No sun, no soil, but a lot of data. This is how we could summarize the vertical farm technology implemented by AeroFarms in Newark, New Jersey (USA). However, it would probably be simplistic not to dwell on the tempting environmental statistics claimed by David Rosenberg, CEO of AeroFarms: “We are close to zero waste and use 95% less water than traditional agriculture,” he said on World Water Day, March 22, 2020. Considering that 70% of the world’s water resources go to agriculture and 70% of the contamination of fresh water comes from agriculture, the concept is appealing. Add to this the fact that the carbon emissions emitted by their high energy consumption are offset by the absence of pesticides, herbicides, fungicides and other heavy agricultural machinery, and you may have the perfect recipe for the future of urban agriculture.
Idéal pour le Moyen-Orient
Voilà qui n’est pas tombé dans l’oreille d’un pays sourd. Les Emirats arabes unis, friands d’investissement leur permettant de verdir leur modèle économique (l’émirat d’Abu Dhabi a récemment déclarer qu’il mettait 110 millions de dirhams – 25 millions d’euros – à la disposition des entreprises innovantes dans la technologie au service de l’agriculture), sont d’ores et déjà en train de construire leur propre ferme verticale urbaine à Abu Dhabi. Elle ouvrira mi-2021 et suscite déjà beaucoup d’engouement, comme en témoignent les quelques 9000 candidatures reçues par AeroFarms pour constituer sa future main d’oeuvre.
Là où, en général, AeroFarms produit plutôt des “greens”, comprenez de la roquette, des baby bok choi (plante très appréciée dans la cuisine asiatique), et consorts, la compagnie devrait s’engager sur de nouveaux terrains à Abu Dhabi. C’est en tout cas ce qu’a promis son PDG dans un entretien accordé à TheNational.
Ideal for the Middle East
This did not fall on deaf ears. The United Arab Emirates, eager to invest in greening their economic model (the emirate of Abu Dhabi recently declared that it was making 110 million dirhams – 30 million dollars – available to innovative companies in technology at the service of agriculture), are already building their own urban vertical farm in Abu Dhabi. It will open in mid-2021 and is already attracting a lot of interest, as evidenced by the 9,000 or so applications received by AeroFarms to build its future workforce.

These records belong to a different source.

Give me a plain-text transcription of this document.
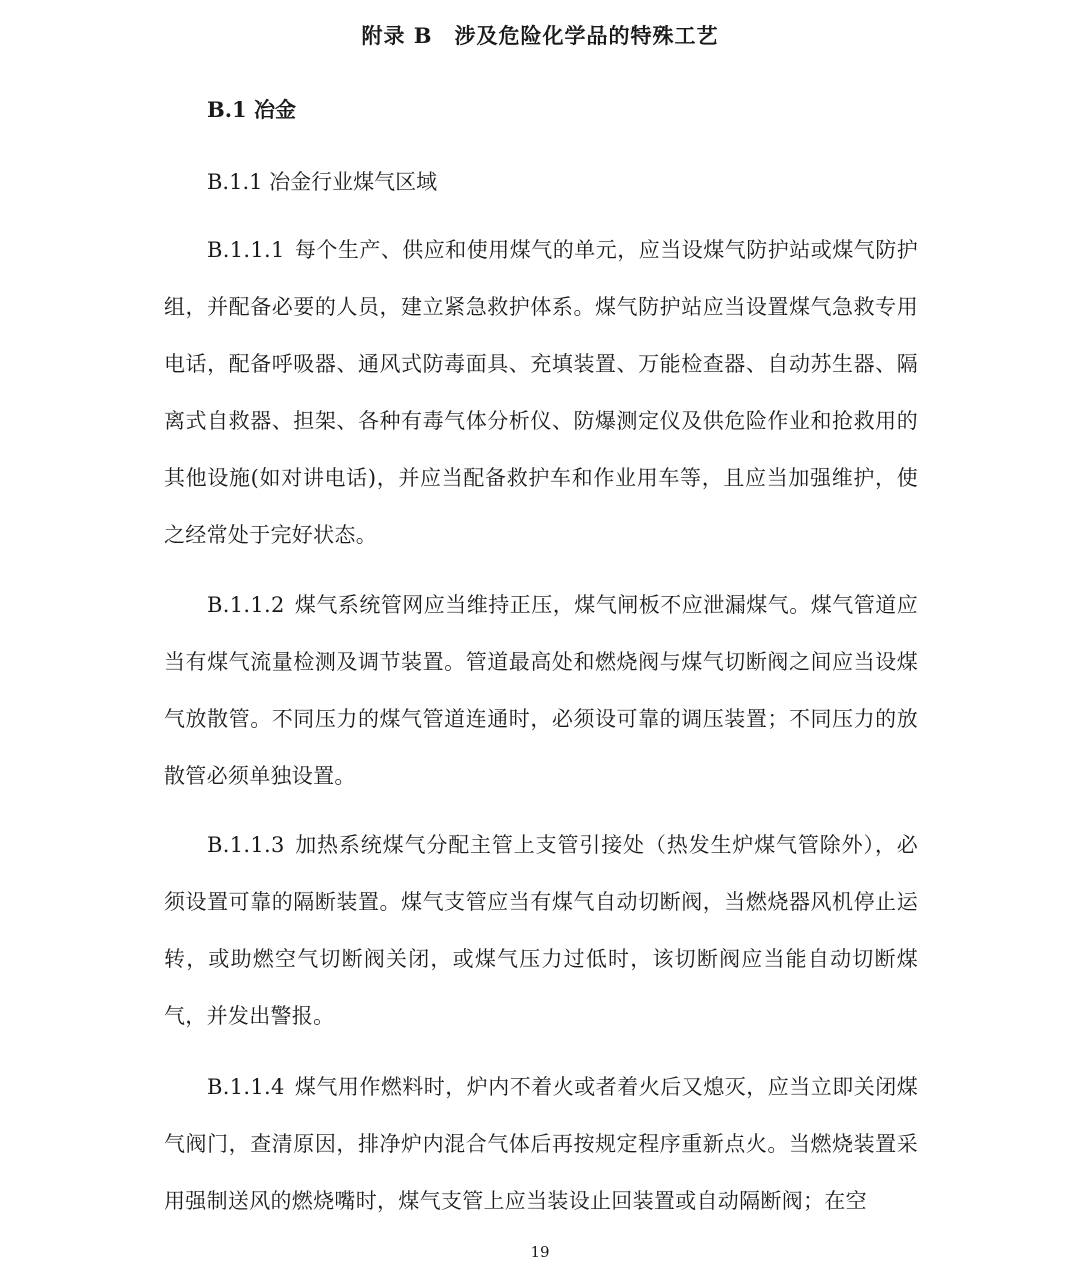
附录 B　涉及危险化学品的特殊工艺
B.1 冶金
B.1.1 冶金行业煤气区域

B.1.1.1 每个生产、供应和使用煤气的单元，应当设煤气防护站或煤气防护组，并配备必要的人员，建立紧急救护体系。煤气防护站应当设置煤气急救专用电话，配备呼吸器、通风式防毒面具、充填装置、万能检查器、自动苏生器、隔离式自救器、担架、各种有毒气体分析仪、防爆测定仪及供危险作业和抢救用的其他设施(如对讲电话)，并应当配备救护车和作业用车等，且应当加强维护，使之经常处于完好状态。

B.1.1.2 煤气系统管网应当维持正压，煤气闸板不应泄漏煤气。煤气管道应当有煤气流量检测及调节装置。管道最高处和燃烧阀与煤气切断阀之间应当设煤气放散管。不同压力的煤气管道连通时，必须设可靠的调压装置；不同压力的放散管必须单独设置。

B.1.1.3 加热系统煤气分配主管上支管引接处（热发生炉煤气管除外），必须设置可靠的隔断装置。煤气支管应当有煤气自动切断阀，当燃烧器风机停止运转，或助燃空气切断阀关闭，或煤气压力过低时，该切断阀应当能自动切断煤气，并发出警报。

B.1.1.4 煤气用作燃料时，炉内不着火或者着火后又熄灭，应当立即关闭煤气阀门，查清原因，排净炉内混合气体后再按规定程序重新点火。当燃烧装置采用强制送风的燃烧嘴时，煤气支管上应当装设止回装置或自动隔断阀；在空

19
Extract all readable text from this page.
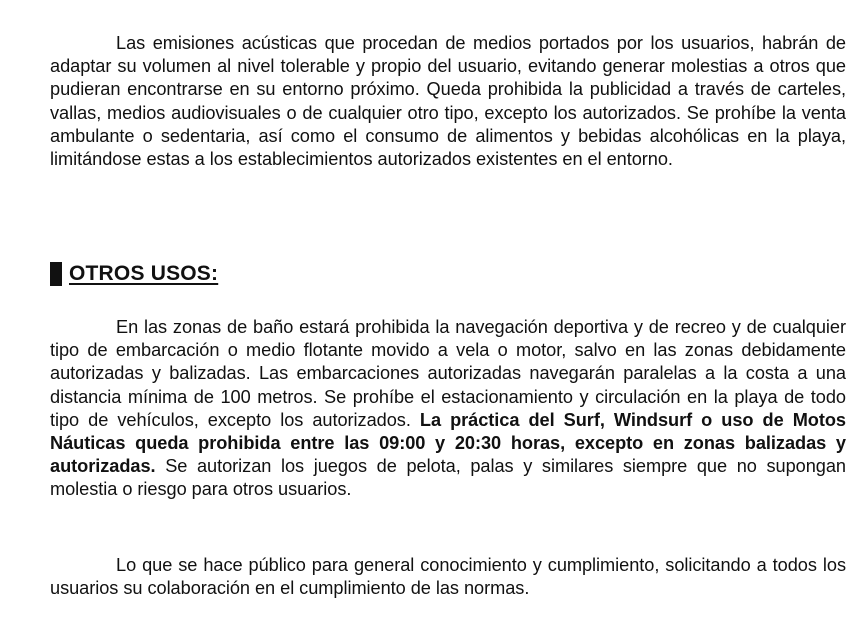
Las emisiones acústicas que procedan de medios portados por los usuarios, habrán de adaptar su volumen al nivel tolerable y propio del usuario, evitando generar molestias a otros que pudieran encontrarse en su entorno próximo. Queda prohibida la publicidad a través de carteles, vallas, medios audiovisuales o de cualquier otro tipo, excepto los autorizados. Se prohíbe la venta ambulante o sedentaria, así como el consumo de alimentos y bebidas alcohólicas en la playa, limitándose estas a los establecimientos autorizados existentes en el entorno.

OTROS USOS:

En las zonas de baño estará prohibida la navegación deportiva y de recreo y de cualquier tipo de embarcación o medio flotante movido a vela o motor, salvo en las zonas debidamente autorizadas y balizadas. Las embarcaciones autorizadas navegarán paralelas a la costa a una distancia mínima de 100 metros. Se prohíbe el estacionamiento y circulación en la playa de todo tipo de vehículos, excepto los autorizados. La práctica del Surf, Windsurf o uso de Motos Náuticas queda prohibida entre las 09:00 y 20:30 horas, excepto en zonas balizadas y autorizadas. Se autorizan los juegos de pelota, palas y similares siempre que no supongan molestia o riesgo para otros usuarios.

Lo que se hace público para general conocimiento y cumplimiento, solicitando a todos los usuarios su colaboración en el cumplimiento de las normas.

Where AeroFarms typically produces “greens,” including rocket, baby bok choi (a popular plant in Asian cuisine), and the like, the company is expected to move into new land in Abu Dhabi. At least that’s what its CEO promised in an interview with TheNational.
Societal rather than commercial issues
It is first and foremost a food safety issue. The number of malnourished people around the world is increasing, and the Covid-19 pandemic is not helping. This is why to succeed in producing more food using less resources and occupying less arable land, which is already in decline, is a major challenge.
In fact, where the Newark plant sells its products to surrounding companies (Singapore airlines for example, which is located at the airport of the same name, a few cables away from the farm), the Abu Dhabi site is more likely to be used for research, in addition to improving food security. With the help of a $7.5 million grant from the U.S. government, and the contribution of skills and vision from a consortium of diverse backgrounds (growers, geneticists, and equipment manufacturers in particular), the company intends to develop new methodologies for indoor cultivation.